Le Japon remplace ses anciens travailleurs en construction par des robots


Les entreprises japonaises sont confrontées à un problème d’automatisation de la main-d’œuvre. Ce n’est pas le genre dont on entend habituellement parler ; les travailleurs n’ont pas peur de perdre leur emploi à cause des machines. Au lieu de cela, les entreprises doivent concevoir des robots pour remplacer les foules de travailleurs japonais qui approchent de l’âge de la retraite.

À l’heure actuelle, plus d’un quart de la population japonaise est âgée de plus de 65 ans, et ce chiffre devrait passer à 40 % au cours des 40 prochaines années. C’est une mauvaise nouvelle pour les industries qui devront remplacer les travailleurs à l’âge de leur retraite, surtout dans des secteurs comme la construction, pour lesquels l’automatisation ne s’est pas développée aussi rapidement.

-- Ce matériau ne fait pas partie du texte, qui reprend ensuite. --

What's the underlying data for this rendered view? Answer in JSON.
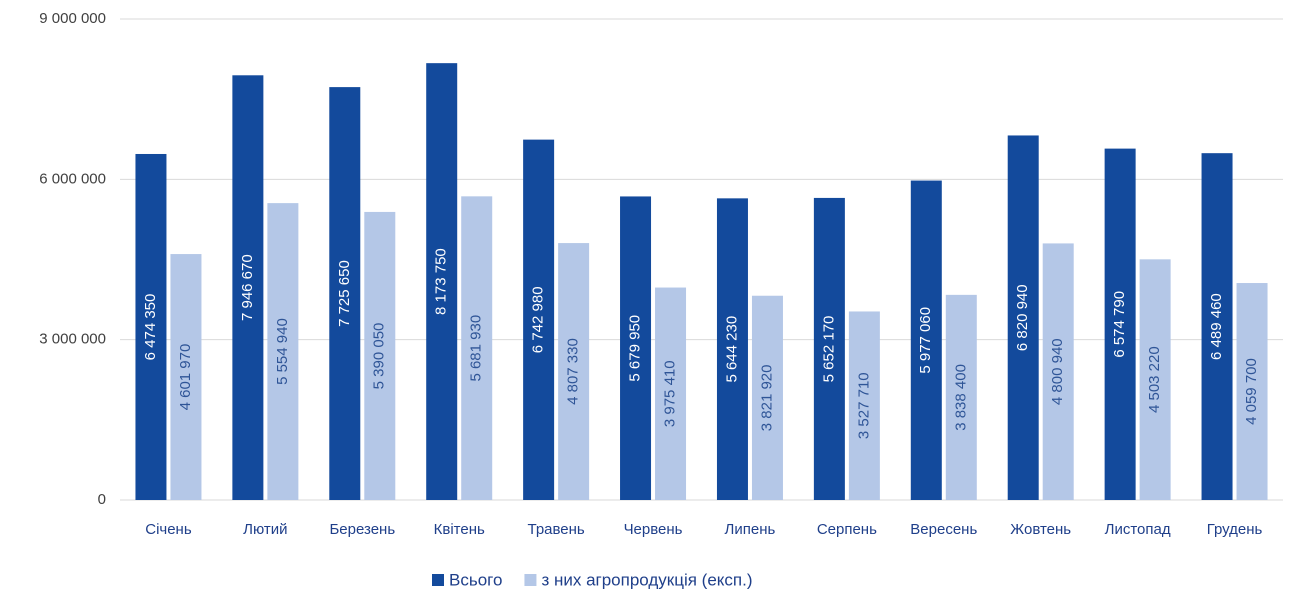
{
  "chart_data": {
    "type": "bar",
    "categories": [
      "Січень",
      "Лютий",
      "Березень",
      "Квітень",
      "Травень",
      "Червень",
      "Липень",
      "Серпень",
      "Вересень",
      "Жовтень",
      "Листопад",
      "Грудень"
    ],
    "series": [
      {
        "name": "Всього",
        "color": "#134a9c",
        "values": [
          6474350,
          7946670,
          7725650,
          8173750,
          6742980,
          5679950,
          5644230,
          5652170,
          5977060,
          6820940,
          6574790,
          6489460
        ],
        "value_labels": [
          "6 474 350",
          "7 946 670",
          "7 725 650",
          "8 173 750",
          "6 742 980",
          "5 679 950",
          "5 644 230",
          "5 652 170",
          "5 977 060",
          "6 820 940",
          "6 574 790",
          "6 489 460"
        ]
      },
      {
        "name": "з них агропродукція (експ.)",
        "color": "#b4c7e7",
        "values": [
          4601970,
          5554940,
          5390050,
          5681930,
          4807330,
          3975410,
          3821920,
          3527710,
          3838400,
          4800940,
          4503220,
          4059700
        ],
        "value_labels": [
          "4 601 970",
          "5 554 940",
          "5 390 050",
          "5 681 930",
          "4 807 330",
          "3 975 410",
          "3 821 920",
          "3 527 710",
          "3 838 400",
          "4 800 940",
          "4 503 220",
          "4 059 700"
        ]
      }
    ],
    "ylim": [
      0,
      9000000
    ],
    "yticks": [
      {
        "value": 0,
        "label": "0"
      },
      {
        "value": 3000000,
        "label": "3 000 000"
      },
      {
        "value": 6000000,
        "label": "6 000 000"
      },
      {
        "value": 9000000,
        "label": "9 000 000"
      }
    ],
    "grid": true,
    "legend": "bottom"
  }
}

Certaines entreprises travaillent au développement de nouveaux robots pour aider à la construction d’immeubles de grande hauteur. Beaucoup ont été développés, mais peu ont été déployés. L’un d’entre eux, Shimizu, est sur le point de tester sa nouvelle soudeuse robotisée, son chariot et son outil de levage tout usage.

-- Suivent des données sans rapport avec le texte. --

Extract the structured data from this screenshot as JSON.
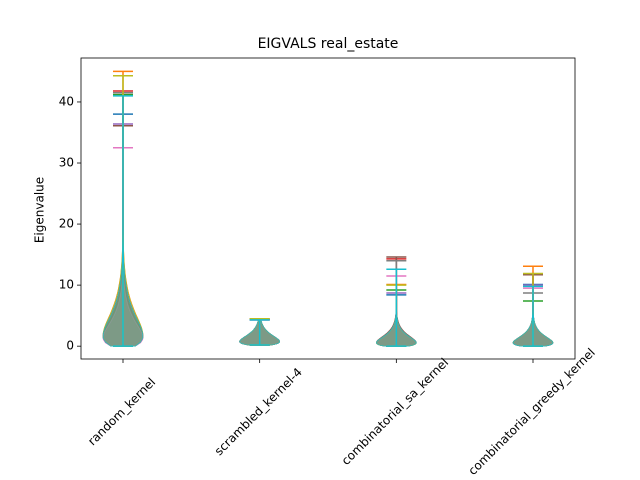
{
  "chart_data": {
    "type": "violin",
    "title": "EIGVALS real_estate",
    "y_label": "Eigenvalue",
    "categories": [
      "random_kernel",
      "scrambled_kernel-4",
      "combinatorial_sa_kernel",
      "combinatorial_greedy_kernel"
    ],
    "ylim": [
      -2.1,
      47.2
    ],
    "yticks": [
      0,
      10,
      20,
      30,
      40
    ],
    "series": [
      {
        "color": "#1f77b4",
        "min": [
          0,
          0.2,
          0,
          0
        ],
        "max": [
          38.0,
          4.3,
          8.4,
          10.1
        ]
      },
      {
        "color": "#ff7f0e",
        "min": [
          0,
          0.2,
          0,
          0
        ],
        "max": [
          45.0,
          4.5,
          10.1,
          13.1
        ]
      },
      {
        "color": "#2ca02c",
        "min": [
          0,
          0.2,
          0,
          0
        ],
        "max": [
          41.2,
          4.4,
          9.2,
          7.4
        ]
      },
      {
        "color": "#d62728",
        "min": [
          0,
          0.2,
          0,
          0
        ],
        "max": [
          41.8,
          4.4,
          14.3,
          11.8
        ]
      },
      {
        "color": "#9467bd",
        "min": [
          0,
          0.2,
          0,
          0
        ],
        "max": [
          36.4,
          4.3,
          8.7,
          10.0
        ]
      },
      {
        "color": "#8c564b",
        "min": [
          0,
          0.2,
          0,
          0
        ],
        "max": [
          36.1,
          4.4,
          14.6,
          11.7
        ]
      },
      {
        "color": "#e377c2",
        "min": [
          0,
          0.2,
          0,
          0
        ],
        "max": [
          32.5,
          4.3,
          11.5,
          9.5
        ]
      },
      {
        "color": "#7f7f7f",
        "min": [
          0,
          0.2,
          0,
          0
        ],
        "max": [
          41.5,
          4.4,
          14.0,
          8.7
        ]
      },
      {
        "color": "#bcbd22",
        "min": [
          0,
          0.2,
          0,
          0
        ],
        "max": [
          44.3,
          4.5,
          10.0,
          11.9
        ]
      },
      {
        "color": "#17becf",
        "min": [
          0,
          0.2,
          0,
          0
        ],
        "max": [
          41.0,
          4.3,
          12.6,
          9.8
        ]
      }
    ]
  }
}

Il n’a pas été facile d’aller aussi loin, et les robots sont encore loin d’être parfaits, selon un article paru dans Bloomberg Technology. Le problème, c’est que le travail sur un bâtiment exige que les gens ou les robots se déplacent à l’intérieur du bâtiment. Malgré les améliorations apportées à la machinerie autonome, les ingénieurs n’ont pas tout à fait compris comment fabriquer un robot qui peut faire un travail de construction significatif tout en étant capable de se déplacer comme ils en ont besoin sur un chantier de construction.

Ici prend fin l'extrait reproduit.